Por: Pablo Felipe
La división de la vida en capítulos me parece terrorífica. Una noción del tiempo dividida por fascículos; pequeñas y grandes porciones de momentos, pisos, ciudades y personas que nos ayuden a darle un sentido y orden a nuestra vida. Hay algo de cinismo y mucho de necesidad de control en estas barreras mentales que nos legitiman a dejar personas atrás. Vínculos que, pese a haber significado mucho en algún momento, ahora nos vemos en la potestad de ignorar: –ya no preguntamos por aquel amigo que se la lió o el jefe que le puteaba– sus aspiraciones, barridas debajo de una alfombra de vergüenza. De alguna manera, nos permitimos el lujo de almacenarlos en ese archivador mental, un baúl de los recuerdos cubierto de polvo que no tocamos por miedo; una reacción alérgica que no es más que enfrentarnos a lo que éramos cuando habitábamos esos fragmentos de nuestra vida.
Pienso que esa vergüenza viene ligada al miedo de poder haberlo hecho mejor, resultando en envidia. Sin ir más lejos, llevo dos años sin ver al que fue un pilar fundamental durante media vida, y nada me jodería más que me contara que, en lugar de seguir el capítulo que está en mi cabeza (echarse novie, tener una casa y seguir con el doctorado), se haya vuelto a España, después de haber viajado por el mundo buscando curro, hecho un tatuaje en la espalda y un piercing en el pezón a juego.

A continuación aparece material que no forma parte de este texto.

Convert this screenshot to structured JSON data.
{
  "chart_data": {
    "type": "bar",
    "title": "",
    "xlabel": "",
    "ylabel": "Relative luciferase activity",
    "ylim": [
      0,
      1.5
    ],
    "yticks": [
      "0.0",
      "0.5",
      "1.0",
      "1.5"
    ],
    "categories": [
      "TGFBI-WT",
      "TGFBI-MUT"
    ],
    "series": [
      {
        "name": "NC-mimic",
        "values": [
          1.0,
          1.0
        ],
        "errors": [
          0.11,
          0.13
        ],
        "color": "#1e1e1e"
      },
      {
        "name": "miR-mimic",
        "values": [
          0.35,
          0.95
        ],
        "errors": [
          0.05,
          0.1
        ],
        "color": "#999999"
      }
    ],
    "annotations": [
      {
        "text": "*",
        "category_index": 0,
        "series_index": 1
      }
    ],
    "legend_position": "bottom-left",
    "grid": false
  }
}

De la misma manera, esta envidia se vuelve motor de cambio. Pienso que los capítulos vitales no dejan de ser excusas que nos lanzan a ser la persona a la que aspiramos. Nos motivan a mandar un mensaje que lleva en borradores medio año, cambiar de curro o dejar el gimnasio por quinta vez este año.
Si pienso un rato en estas barreras, todo me lleva a pensar que la mayoría de ellos terminan en tragedia. Y no me refiero únicamente a la muerte de un ser querido o a terminar una relación importante. Me refiero a la ilusión de un hijo que se independiza en contraste con el desolador sentimiento de un padre que ya no volverá a despertar a su hijo para ir a la universidad. La esperanza en el futuro contra la cáscara de una vida que ya no existe.
Jamás lloré tanto como cuando me dejó tirado en aquel soportal, o cuando ese taxi me recogió de mi residencia de Holanda de vuelta a la realidad. Y en medio de la vorágine de tristeza, cuando diviso el borde del precipicio que es el final de un capítulo y solo veo negrura, me encuentro a mi mismo reptando en el fango del tiempo. Removiendo entre ese amasijo de decisiones, me doy cuenta de que no hay un manual para cerrar capítulos, ni certezas absolutas que iluminen el camino. Solo queda seguir adelante con la esperanza de que en esa negrura, en ese abismo que tanto tememos, también habita la posibilidad de algo nuevo: un terreno fértil para reconstruirnos. Quizá nunca se trata de olvidar, sino de aprender a caminar con las cicatrices, con la incertidumbre de lo que viene y la certeza de lo que dejamos atrás.